Gold prices rose more than 1% on Wednesday as the dollar and bond yields fell amid signs that the Federal Reserve’s aggressive rate hikes were dampening inflationary pressures, prompting speculation that the Fed might shift to smaller rate hikes.
While the Fed is widely expected to raise interest rates by 75 basis points in November, it is also likely to debate how much higher it can safely push borrowing costs.
“A calibration in the pace of Fed tightening may slow the pace of gold’s decline but a dovish pivot would be key for gold prices to regain its allure,” Christopher Wong, a currency strategist at OCBC, said in a note.
By 0905 GMT, spot gold had risen 1.3% to $1,674.09 per ounce, its highest level since October 13.
Gold futures in the United States increased 1.3% to $1,678.60.
Despite a rebound in equities, gold is benefiting from a weaker dollar and some expectations of a slowing in the pace of Fed rate hikes, according to UBS analyst Giovanni Staunovo.

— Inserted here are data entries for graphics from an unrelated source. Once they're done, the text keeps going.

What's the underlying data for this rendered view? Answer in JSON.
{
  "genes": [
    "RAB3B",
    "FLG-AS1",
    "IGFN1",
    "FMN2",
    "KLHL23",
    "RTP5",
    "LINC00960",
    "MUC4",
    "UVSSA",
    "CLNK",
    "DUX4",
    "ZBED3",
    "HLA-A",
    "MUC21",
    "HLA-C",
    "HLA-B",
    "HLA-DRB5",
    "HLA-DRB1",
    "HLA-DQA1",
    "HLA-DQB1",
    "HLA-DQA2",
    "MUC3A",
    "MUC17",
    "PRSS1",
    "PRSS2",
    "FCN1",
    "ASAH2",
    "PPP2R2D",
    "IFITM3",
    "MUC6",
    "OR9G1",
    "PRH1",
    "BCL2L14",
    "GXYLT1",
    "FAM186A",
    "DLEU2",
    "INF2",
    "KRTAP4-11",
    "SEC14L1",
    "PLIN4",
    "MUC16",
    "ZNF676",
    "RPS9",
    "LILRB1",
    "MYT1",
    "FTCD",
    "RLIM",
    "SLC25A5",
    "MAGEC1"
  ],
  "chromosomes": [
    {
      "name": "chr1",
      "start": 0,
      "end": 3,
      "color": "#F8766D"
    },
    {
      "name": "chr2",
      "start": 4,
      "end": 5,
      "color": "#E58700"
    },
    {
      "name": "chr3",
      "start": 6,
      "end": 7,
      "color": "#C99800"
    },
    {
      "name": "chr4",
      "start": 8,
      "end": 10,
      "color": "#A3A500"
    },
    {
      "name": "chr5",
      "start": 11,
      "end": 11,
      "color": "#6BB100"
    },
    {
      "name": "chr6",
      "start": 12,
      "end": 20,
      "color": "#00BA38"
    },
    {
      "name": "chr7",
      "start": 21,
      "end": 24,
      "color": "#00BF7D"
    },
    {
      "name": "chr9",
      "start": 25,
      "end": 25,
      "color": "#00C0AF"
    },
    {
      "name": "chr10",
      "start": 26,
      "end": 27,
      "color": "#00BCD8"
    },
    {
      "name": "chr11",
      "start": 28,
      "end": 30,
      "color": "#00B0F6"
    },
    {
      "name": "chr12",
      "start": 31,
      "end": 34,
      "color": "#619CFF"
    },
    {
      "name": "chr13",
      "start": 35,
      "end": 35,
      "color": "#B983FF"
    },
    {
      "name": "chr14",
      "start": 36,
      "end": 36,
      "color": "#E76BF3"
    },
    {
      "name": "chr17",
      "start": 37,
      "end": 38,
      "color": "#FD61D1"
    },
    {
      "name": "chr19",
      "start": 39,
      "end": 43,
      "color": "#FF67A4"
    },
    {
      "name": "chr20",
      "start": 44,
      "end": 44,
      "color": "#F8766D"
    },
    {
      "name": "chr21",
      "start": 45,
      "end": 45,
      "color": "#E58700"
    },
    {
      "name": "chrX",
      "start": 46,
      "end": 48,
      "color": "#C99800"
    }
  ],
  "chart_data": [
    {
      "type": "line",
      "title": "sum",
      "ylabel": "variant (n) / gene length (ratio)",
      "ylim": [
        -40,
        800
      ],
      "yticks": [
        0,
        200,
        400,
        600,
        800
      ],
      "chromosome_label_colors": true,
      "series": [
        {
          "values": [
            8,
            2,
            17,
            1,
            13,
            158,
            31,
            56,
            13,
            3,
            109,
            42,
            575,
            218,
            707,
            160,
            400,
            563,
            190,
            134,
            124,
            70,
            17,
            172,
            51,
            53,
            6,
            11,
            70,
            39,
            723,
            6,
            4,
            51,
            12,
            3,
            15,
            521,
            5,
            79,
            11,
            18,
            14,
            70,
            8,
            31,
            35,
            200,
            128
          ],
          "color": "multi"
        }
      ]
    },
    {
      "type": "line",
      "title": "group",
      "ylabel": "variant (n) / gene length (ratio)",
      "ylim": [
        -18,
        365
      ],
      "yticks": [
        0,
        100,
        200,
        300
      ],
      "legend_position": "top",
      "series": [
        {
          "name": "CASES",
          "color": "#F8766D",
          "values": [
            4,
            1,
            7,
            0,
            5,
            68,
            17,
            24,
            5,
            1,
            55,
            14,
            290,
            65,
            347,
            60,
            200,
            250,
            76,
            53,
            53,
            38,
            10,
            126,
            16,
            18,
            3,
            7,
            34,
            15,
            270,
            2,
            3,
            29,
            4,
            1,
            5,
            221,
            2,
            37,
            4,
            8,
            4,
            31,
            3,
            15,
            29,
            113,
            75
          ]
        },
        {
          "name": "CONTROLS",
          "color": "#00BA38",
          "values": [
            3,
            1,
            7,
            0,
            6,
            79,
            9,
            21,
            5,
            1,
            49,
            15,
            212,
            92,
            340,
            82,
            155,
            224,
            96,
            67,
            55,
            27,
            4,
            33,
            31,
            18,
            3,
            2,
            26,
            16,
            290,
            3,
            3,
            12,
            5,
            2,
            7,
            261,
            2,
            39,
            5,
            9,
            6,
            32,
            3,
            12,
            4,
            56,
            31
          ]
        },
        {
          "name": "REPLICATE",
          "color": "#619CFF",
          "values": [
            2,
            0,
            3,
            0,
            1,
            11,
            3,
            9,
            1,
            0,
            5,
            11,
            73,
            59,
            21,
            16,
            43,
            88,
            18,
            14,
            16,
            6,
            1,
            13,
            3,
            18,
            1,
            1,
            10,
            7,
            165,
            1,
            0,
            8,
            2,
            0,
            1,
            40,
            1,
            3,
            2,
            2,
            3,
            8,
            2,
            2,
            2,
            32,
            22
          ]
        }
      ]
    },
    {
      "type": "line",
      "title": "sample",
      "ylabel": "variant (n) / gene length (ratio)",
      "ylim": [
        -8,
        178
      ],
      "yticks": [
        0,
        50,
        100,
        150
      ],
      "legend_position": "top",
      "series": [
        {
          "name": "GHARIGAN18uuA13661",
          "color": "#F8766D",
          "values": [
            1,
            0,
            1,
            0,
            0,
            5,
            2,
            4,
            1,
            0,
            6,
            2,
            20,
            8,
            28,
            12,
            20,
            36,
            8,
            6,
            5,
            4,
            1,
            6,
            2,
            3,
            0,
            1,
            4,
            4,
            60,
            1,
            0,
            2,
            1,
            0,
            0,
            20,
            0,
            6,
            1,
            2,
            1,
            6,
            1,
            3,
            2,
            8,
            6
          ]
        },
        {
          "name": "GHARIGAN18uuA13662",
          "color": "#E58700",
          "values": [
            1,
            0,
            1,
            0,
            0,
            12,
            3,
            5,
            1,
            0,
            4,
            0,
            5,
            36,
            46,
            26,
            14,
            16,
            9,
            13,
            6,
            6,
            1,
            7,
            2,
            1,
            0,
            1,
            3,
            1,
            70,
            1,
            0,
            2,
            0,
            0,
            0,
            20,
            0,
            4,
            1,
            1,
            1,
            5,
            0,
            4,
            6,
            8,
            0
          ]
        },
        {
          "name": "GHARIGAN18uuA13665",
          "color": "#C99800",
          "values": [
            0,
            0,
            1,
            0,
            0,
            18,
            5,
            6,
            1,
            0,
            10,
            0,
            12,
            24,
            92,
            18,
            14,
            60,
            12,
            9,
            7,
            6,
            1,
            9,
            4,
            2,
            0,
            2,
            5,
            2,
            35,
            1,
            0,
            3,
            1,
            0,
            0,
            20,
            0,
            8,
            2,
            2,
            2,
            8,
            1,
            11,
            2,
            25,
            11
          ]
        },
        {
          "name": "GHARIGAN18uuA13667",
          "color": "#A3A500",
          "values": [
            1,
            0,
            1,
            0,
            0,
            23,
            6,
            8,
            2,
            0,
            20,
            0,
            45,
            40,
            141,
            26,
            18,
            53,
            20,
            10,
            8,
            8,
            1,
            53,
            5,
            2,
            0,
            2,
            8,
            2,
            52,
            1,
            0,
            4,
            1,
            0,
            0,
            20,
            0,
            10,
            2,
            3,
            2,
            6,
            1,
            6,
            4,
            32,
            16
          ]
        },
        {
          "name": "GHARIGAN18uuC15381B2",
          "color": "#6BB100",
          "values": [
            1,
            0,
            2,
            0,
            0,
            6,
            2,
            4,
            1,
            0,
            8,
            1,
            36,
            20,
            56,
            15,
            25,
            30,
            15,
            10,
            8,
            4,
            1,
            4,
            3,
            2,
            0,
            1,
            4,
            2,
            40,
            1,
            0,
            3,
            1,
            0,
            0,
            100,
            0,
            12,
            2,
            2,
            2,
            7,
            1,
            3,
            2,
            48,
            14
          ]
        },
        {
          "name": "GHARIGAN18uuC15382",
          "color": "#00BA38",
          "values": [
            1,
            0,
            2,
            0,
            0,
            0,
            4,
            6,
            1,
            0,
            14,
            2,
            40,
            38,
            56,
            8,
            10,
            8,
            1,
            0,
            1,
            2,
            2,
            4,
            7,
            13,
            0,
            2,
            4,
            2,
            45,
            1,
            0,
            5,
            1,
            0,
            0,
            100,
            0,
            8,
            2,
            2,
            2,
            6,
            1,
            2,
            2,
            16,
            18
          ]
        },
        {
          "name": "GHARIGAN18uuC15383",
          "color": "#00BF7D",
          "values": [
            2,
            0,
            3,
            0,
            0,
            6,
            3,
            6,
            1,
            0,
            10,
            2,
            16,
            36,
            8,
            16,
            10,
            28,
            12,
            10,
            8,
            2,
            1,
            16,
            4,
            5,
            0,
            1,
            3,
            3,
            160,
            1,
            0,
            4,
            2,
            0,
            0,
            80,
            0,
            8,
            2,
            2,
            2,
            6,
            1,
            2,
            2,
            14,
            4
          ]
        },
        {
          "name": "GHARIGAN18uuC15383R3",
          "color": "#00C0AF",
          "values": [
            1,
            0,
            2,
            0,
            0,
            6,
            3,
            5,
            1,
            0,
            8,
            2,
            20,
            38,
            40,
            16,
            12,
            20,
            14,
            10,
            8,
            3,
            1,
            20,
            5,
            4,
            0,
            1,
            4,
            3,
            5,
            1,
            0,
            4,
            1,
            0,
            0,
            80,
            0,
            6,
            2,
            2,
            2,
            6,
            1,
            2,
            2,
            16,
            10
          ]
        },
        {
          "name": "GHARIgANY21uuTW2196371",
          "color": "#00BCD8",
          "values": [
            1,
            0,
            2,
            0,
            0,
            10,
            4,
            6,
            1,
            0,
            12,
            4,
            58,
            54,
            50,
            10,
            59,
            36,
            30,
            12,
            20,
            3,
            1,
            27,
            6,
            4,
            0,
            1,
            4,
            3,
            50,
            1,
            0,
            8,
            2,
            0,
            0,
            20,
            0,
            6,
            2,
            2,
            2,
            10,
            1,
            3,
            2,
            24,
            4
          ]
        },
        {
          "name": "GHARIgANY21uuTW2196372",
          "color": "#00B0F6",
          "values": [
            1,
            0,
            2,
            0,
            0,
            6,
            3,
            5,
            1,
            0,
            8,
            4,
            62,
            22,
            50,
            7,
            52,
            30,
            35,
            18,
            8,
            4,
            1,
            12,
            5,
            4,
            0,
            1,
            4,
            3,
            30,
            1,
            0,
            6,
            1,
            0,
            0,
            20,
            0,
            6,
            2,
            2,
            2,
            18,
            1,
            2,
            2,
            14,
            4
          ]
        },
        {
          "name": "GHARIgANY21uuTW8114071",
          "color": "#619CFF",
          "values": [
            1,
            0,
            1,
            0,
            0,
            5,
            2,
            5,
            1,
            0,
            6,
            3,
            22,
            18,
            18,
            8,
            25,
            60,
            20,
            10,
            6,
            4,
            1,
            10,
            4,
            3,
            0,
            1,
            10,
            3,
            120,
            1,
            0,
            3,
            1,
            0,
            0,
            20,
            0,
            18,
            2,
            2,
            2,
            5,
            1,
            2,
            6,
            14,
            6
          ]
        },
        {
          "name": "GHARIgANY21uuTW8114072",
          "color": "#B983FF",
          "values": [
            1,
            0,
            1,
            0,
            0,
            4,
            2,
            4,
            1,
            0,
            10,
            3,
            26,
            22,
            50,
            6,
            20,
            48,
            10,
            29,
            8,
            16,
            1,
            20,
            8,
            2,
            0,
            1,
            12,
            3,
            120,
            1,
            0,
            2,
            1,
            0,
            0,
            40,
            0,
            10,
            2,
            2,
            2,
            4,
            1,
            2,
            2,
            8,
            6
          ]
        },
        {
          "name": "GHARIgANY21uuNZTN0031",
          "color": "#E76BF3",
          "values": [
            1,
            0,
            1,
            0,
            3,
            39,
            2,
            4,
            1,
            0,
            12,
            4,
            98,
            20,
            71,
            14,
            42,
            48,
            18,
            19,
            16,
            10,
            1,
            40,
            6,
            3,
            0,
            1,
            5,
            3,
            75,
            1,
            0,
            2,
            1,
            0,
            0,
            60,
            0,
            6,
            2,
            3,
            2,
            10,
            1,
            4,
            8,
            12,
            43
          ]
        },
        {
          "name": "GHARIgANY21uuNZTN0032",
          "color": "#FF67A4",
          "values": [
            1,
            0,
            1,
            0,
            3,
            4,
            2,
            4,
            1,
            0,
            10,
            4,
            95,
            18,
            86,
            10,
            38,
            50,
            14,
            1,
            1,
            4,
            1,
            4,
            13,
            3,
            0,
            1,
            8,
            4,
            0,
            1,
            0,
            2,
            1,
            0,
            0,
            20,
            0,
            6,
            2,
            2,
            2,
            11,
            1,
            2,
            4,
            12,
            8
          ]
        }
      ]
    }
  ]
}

However, he stated that the large rate hikes still expected at upcoming meetings could cause gold to fall to $1,600 by the end of the year.
On Tuesday, data showed that consumer confidence in the United States fell in October, home prices fell sharply in August, and there were signs that the Fed’s aggressive stance was starting to cool the labor market.
Taking cues from the data, 10-year Treasury note yields fell, while the dollar index fell to its lowest level since September 20, boosting gold’s appeal among those holding other currencies.
On the data front, investors will be watching the US GDP and a European Central Bank meeting on Thursday, followed by US core inflation data on Friday.
Spot silver increased 2.2% to $19.76 per ounce, platinum increased 2.2% to $934.88, and palladium increased 1.8% to $1,957.32.